From the TUC

An idiot’s guide to reducing the burden of regulation

08 May 2013, By

Today’s Queen’s speech announced that there will be a new Deregulation Bill. This will, among other things, take those self-employed who pose no risk to others from the scope of the Health and Safety at Work Act.

Now at present the situation is simple. If you are self-employed, you have a legal duty to ensure that you protect others from harm resulting from your work activity. This covers all self-employed people. It is pretty straightforward and it works. There is no confusion and it means that everyone is very clear that no-one can take risks with others safety or health, even if they are self-employed.

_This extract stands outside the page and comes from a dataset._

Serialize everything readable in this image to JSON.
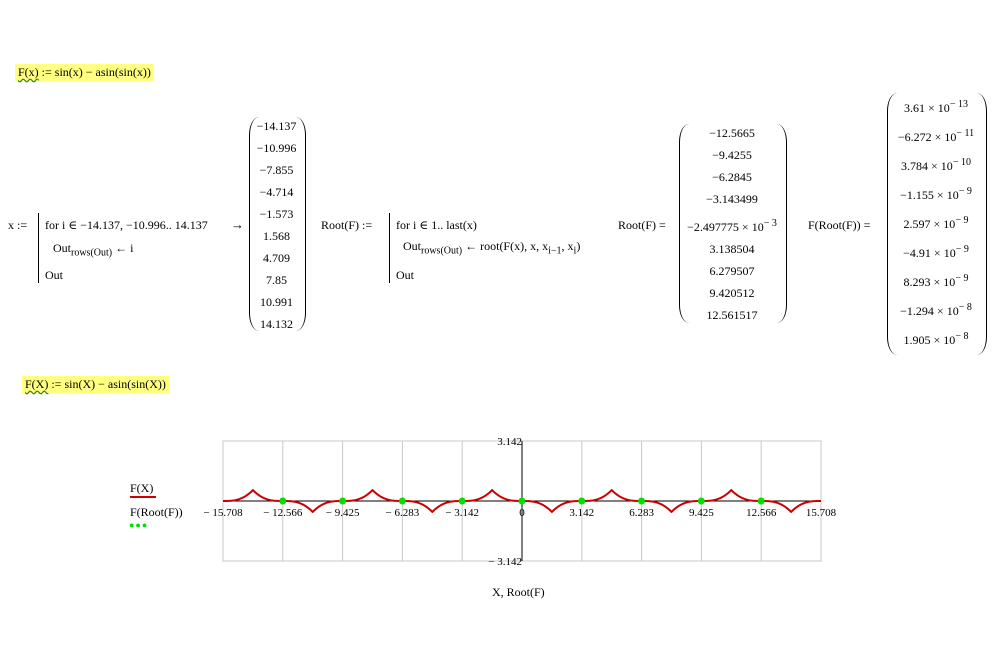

The Government now plans to change this so that any person whose work activity poses no risk to anyone else will not be covered. Now that may seem to be common sense – until you think about it for about 2 seconds.

When are you possibly going to be prosecuted under the existing Health and Safety at Work Act if you are self-employed? The answer is, if you injure someone or put them at risk of injury. The only time the Health and Safety at Work Act can be used is in circumstances whereby the person does put another person at risk. So why change it?

Every self-employed person is still going to have to do a risk assessment and if there is no risk there is no problem. That will not change. What will change is the confusion that it will bring.

Anyone who has tried to explain the change to others will know that it is not easy to get your head around what it means. Self-employed people will be unsure if they are covered, or presume that they are not. Even many people that clearly do pose a danger, such as self-employed scaffolders or electricians will think that they now have nothing to worry about so there is no need for any safety precautions.

Worse still people who control the workplace where self-employed people work (often bogus-self-employed) will wrongly think that they do not have any duty of care to them. Self-employed people who employ others may interpret it as meaning that they are exempt from the law.

Given that the most dangerous industries all have a high proportion of self-employed people in them (agriculture, construction etc.) anything that confuses the situation is a recipe for disaster. The government will say that these people in dangerous industries are not exempted and if you ask who is exempted they come up with examples like a novelist who works in their own home.

Yes, but the novelist in their own home is only covered now if they put someone at risk. That will not change. What will change is that hundreds of thousands of other people simply will not know whether they are covered. It is a recipe for confusion and misunderstanding.

This stupid and dangerous proposal is being done in the name of reducing burdens. How it is going to remove any burdens is beyond me. It does not actually change the situation for those who genuinely do not pose a risk to others and only creates complete confusion for all the other self-employed.

Instead it is an ideological move from a government that is solely interested in deregulation, or even worse, the illusion of deregulation, regardless of the cost. No-one is claiming that it will do anything to improve health and safety and it certainly is not going to simplify anything.

Once last thought on the matter. There is currently a fatality rate of 1.2 per 100,000 for the self-employed as against 0.5 per 100,000 for employees.